Here’s what I find so fascinating about this. This man was done. Trashed. Completely dead to the pop culture world. You just don’t hit a woman, and the public was not about to forget about it (hey Ike Turner, how’d that work out for you?). In the midst of this downward spiral, Chris and his PR people even put together an “I’m Sorry” video.

That video? It has 8 million less views then the video of the kids dancing their way down an aisle to Chris joyfully singing about love (which is in no way ironic). However, by a simple twist of fate, his video appears to have been posted on July 20th, one day after the fateful day YouTube user TheKheinz posted the wedding dance video. Chris Brown may have accidentally caught the perfect storm of accidental positive publicity…even if it’s subliminally thumping away in the back of a viral video.
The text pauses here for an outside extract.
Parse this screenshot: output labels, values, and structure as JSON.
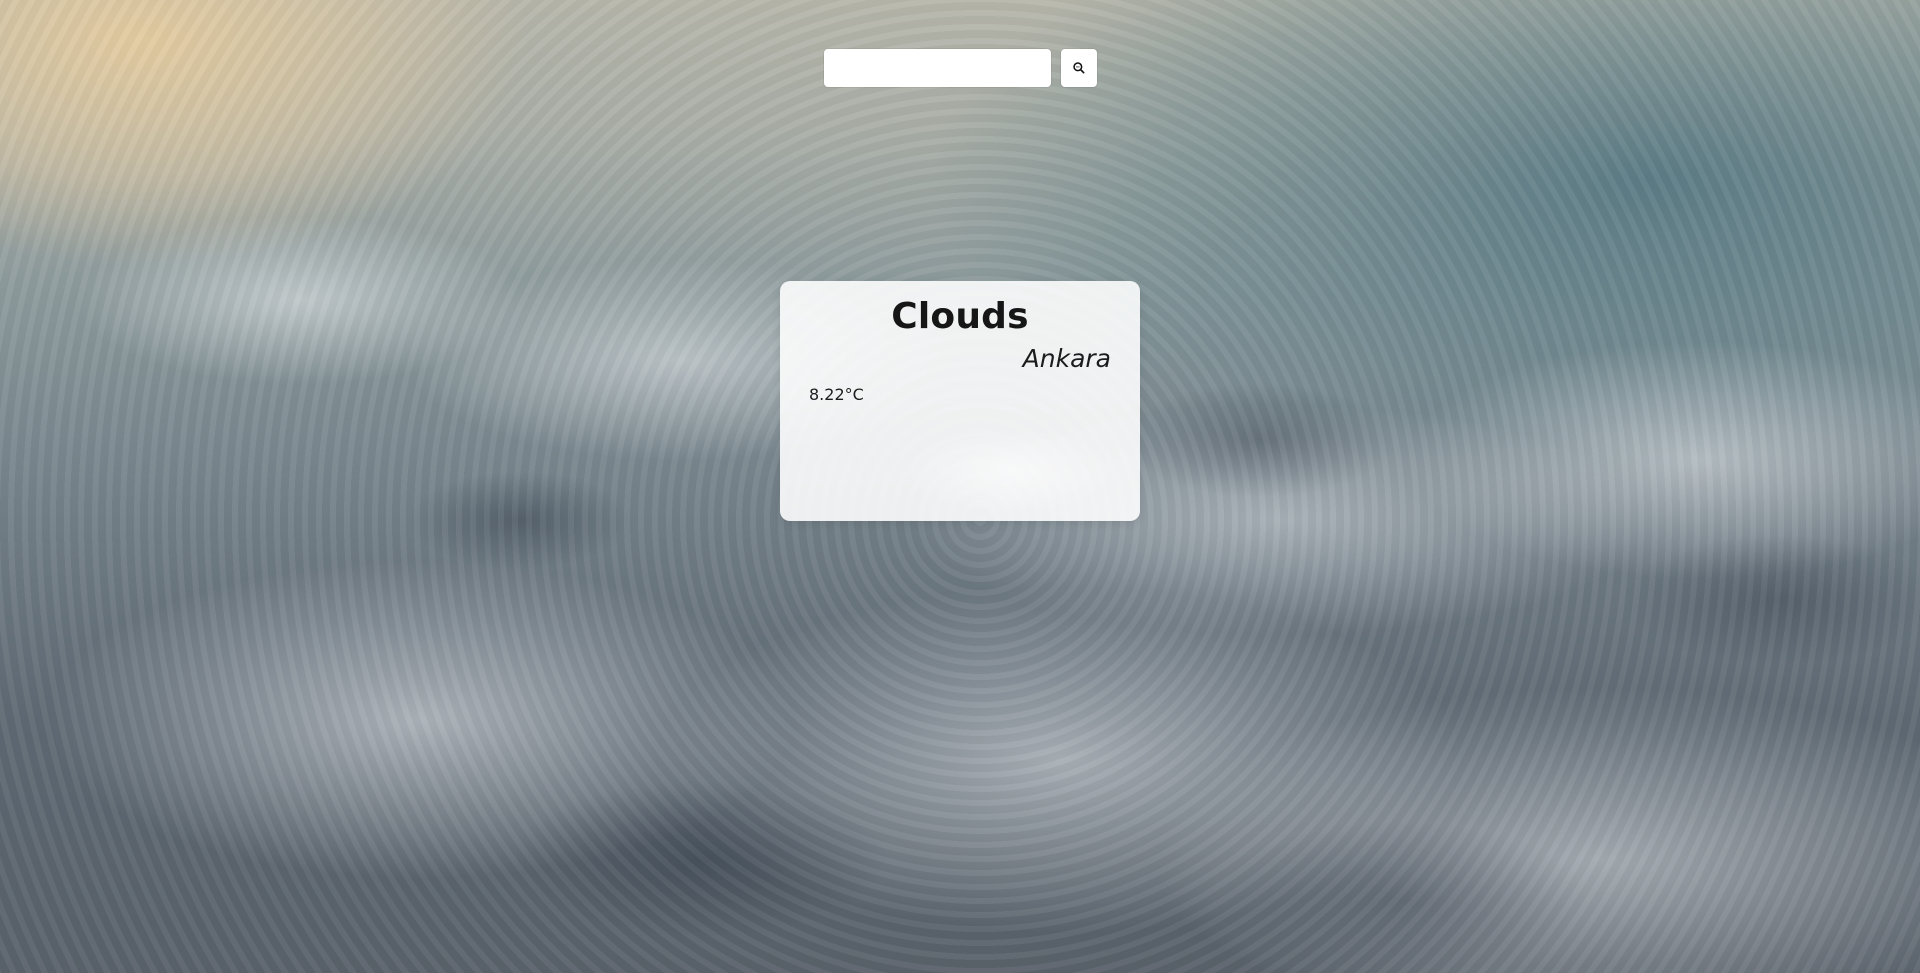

So how ironic. Chris Brown’s PR “specialist” threw out their big gun gameplan, and wound up getting shown up by a bunch of 20-somethings in the middle of Minnesota. Accidentally, they may very well have revived the career of a much maligned fallen star. All for the price of zero dollars. So Chris, you might want to send a thank you card. Because of social media and viral videos (try and tell me you don’t know someone who hasn’t posted this on twitter or their facebook wall, I dare you), you might be okay after all.

Viral video is a funny thing. Just when you think you understand it, it goes all Jason Bourne on you. At least it’s always interesting trying to keep up with it. Now if you’ll excuse me, I’m going to post this and then distribute it, accidentally keeping the viral dance train going. You’re welcome, Chris.